Comme prévu, les députés se sont saisis de la question du purin d'ortie lors des débats relatifs à la loi sur l'eau. C'était tard dans la soirée, le mardi 12 décembre vers 22 heures 30. Les discussions ont eu lieu sur l'article 18 bis et ont été assez consensuels, avec l'intervention d'Yves Cochet député vert, de Jean Gaubert député PS (le Monsieur Agriculture du groupe socialiste) et Antoine Herth, le rapporteur UMP de la Loi d'Orientation agricole (celle par où le feu est arrivé).

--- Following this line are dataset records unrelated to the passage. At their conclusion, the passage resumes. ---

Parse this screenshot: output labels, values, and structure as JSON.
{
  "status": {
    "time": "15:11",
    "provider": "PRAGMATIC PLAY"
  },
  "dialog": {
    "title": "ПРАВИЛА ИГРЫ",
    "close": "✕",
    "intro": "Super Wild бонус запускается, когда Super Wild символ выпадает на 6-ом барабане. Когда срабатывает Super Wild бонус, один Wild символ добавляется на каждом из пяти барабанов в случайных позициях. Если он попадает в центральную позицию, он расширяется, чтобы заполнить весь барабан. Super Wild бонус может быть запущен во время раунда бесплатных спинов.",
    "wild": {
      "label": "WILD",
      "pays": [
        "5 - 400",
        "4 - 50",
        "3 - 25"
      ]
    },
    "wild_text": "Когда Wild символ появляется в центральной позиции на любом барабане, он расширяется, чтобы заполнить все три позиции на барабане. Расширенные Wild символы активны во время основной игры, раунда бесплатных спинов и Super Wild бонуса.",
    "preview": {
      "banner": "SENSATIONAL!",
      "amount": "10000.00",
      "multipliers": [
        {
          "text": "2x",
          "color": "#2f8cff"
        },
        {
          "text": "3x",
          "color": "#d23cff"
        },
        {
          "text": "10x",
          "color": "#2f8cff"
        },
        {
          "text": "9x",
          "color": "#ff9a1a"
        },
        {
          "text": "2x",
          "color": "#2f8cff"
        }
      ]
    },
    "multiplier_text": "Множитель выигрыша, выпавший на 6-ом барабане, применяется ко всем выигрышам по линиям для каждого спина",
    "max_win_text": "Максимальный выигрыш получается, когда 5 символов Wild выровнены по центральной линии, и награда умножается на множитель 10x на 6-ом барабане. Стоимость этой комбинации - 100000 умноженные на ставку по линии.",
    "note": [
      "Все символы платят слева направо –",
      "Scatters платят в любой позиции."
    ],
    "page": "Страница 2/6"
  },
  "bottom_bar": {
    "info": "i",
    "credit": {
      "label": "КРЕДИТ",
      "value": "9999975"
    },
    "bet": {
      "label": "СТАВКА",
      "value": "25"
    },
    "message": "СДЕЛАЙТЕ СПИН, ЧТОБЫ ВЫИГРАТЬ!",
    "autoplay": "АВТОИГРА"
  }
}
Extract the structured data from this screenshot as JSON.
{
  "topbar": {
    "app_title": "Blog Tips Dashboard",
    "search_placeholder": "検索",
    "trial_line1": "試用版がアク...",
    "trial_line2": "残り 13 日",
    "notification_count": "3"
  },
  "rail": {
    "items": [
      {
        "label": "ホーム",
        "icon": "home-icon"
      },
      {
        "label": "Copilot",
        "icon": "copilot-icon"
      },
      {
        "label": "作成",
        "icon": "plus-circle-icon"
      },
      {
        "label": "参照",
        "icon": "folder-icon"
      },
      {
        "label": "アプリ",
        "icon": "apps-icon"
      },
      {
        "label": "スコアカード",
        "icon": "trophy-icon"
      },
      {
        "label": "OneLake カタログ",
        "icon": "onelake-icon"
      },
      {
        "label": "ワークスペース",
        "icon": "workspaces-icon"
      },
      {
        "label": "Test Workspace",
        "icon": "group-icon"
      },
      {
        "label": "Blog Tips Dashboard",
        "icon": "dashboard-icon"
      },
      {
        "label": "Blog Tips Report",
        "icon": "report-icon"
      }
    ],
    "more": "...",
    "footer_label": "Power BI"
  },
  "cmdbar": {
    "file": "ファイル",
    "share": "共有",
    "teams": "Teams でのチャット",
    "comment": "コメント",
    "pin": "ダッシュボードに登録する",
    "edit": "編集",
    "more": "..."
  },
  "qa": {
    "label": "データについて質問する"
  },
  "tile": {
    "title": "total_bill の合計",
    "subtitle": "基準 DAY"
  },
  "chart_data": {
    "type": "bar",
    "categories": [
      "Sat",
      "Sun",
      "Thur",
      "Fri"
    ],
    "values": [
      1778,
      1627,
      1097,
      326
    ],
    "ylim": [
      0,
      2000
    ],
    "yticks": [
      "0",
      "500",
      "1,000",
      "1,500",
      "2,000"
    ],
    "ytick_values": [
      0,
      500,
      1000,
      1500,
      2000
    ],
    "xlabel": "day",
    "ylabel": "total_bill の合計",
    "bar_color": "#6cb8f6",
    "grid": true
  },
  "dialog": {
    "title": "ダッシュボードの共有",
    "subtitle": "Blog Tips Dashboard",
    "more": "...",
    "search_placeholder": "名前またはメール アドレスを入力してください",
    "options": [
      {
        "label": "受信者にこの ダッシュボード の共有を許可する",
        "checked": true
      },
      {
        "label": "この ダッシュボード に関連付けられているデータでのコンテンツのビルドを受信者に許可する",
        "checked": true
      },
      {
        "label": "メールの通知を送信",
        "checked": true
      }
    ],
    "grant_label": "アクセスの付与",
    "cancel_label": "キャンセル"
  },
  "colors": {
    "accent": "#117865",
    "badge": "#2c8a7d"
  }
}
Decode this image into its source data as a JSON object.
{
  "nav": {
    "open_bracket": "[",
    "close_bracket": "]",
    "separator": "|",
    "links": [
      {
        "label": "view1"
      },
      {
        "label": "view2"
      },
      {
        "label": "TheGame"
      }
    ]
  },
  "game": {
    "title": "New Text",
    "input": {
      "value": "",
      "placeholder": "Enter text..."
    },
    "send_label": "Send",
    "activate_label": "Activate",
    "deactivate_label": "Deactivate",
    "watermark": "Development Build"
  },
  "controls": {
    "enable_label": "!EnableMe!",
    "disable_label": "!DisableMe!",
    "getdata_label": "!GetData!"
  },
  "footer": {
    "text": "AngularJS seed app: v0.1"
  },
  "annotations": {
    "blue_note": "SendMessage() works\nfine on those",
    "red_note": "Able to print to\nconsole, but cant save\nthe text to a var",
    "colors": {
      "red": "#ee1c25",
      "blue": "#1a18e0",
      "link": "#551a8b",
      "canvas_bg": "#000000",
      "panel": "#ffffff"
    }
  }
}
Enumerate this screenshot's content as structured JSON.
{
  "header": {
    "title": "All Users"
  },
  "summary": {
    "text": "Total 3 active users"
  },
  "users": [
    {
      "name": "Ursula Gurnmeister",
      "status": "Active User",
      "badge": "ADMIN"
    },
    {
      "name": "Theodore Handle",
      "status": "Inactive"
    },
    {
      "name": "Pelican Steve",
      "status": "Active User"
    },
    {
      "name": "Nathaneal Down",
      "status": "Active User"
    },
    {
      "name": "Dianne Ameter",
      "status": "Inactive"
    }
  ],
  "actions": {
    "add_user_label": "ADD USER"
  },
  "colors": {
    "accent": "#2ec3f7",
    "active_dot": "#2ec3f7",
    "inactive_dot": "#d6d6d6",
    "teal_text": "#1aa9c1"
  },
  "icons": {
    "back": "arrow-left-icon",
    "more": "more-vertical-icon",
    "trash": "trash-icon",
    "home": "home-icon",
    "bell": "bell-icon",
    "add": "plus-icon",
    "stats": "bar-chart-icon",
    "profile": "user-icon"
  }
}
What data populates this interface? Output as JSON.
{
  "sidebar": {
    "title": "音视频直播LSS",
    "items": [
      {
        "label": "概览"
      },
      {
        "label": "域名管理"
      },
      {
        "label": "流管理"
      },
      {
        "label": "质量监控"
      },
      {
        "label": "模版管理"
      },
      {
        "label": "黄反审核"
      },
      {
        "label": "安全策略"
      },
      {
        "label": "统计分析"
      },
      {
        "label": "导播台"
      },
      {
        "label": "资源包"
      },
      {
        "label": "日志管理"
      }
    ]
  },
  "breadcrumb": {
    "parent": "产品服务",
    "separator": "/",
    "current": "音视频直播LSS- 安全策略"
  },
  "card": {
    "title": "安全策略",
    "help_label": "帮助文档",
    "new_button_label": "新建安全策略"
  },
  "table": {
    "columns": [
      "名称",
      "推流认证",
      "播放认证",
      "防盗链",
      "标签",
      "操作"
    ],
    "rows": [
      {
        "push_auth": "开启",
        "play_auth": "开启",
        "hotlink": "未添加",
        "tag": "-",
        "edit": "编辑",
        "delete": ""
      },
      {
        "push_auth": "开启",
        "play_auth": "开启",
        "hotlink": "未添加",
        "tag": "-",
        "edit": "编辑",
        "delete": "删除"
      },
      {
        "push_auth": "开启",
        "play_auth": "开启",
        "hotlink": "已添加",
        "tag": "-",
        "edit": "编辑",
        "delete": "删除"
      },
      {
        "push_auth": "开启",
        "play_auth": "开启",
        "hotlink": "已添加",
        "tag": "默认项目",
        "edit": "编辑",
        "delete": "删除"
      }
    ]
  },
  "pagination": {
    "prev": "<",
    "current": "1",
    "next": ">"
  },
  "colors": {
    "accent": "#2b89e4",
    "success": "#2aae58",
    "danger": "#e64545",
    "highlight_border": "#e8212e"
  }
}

Ce fut un débat équilibré et contrairement aux envolées unilatérales des blogueurs, tous les aspects de la question ont été examinées. Les produits naturels ne doivent pas être laissés sans surveillance au prétexte fallacieux qu'ils sont "traditionnels" ou "ancestraux". On fabrique depuis longtemps de très bons poisons à partir de produits naturels. Ensuite, toute cession de produits, à titre gratuit ou onéreux nécessite une autorisation de mise sur le marché, c'est une sécurité pour le consommateur qui ne saurait être écartée pour le confort du "petit producteur artisanal". Un projet européen étant en cours d'élaboration pour la création d'autorisations simplifées, il suffit de le laisser suivre son cours pour qu'une solution satisfaisante pour tous soit mise en place. Pour autant, les services administratifs qui ont procédé à la visite de contrôle chez le producteur de l'Ain ont été clairement désavoué. Ils ont mieux à faire que d'aller "s'en prendre à un producteur qui fabrique du purin d'ortie dans le fond d'une lessiveuse". Ce débat a au moins permis de bien signifier à l'administration que ses excès de zèle ne sont pas du goût des députés. Ils devraient donc se calmer et laisser les producteurs de purins d'ortie tranquilles. Il a aussi montré que le purin d'ortie n'a jamais été la cible d'une quelconque attaque de législateur. Si certains en restent persuadés après l'explication de texte, ce serait un peu désespérant.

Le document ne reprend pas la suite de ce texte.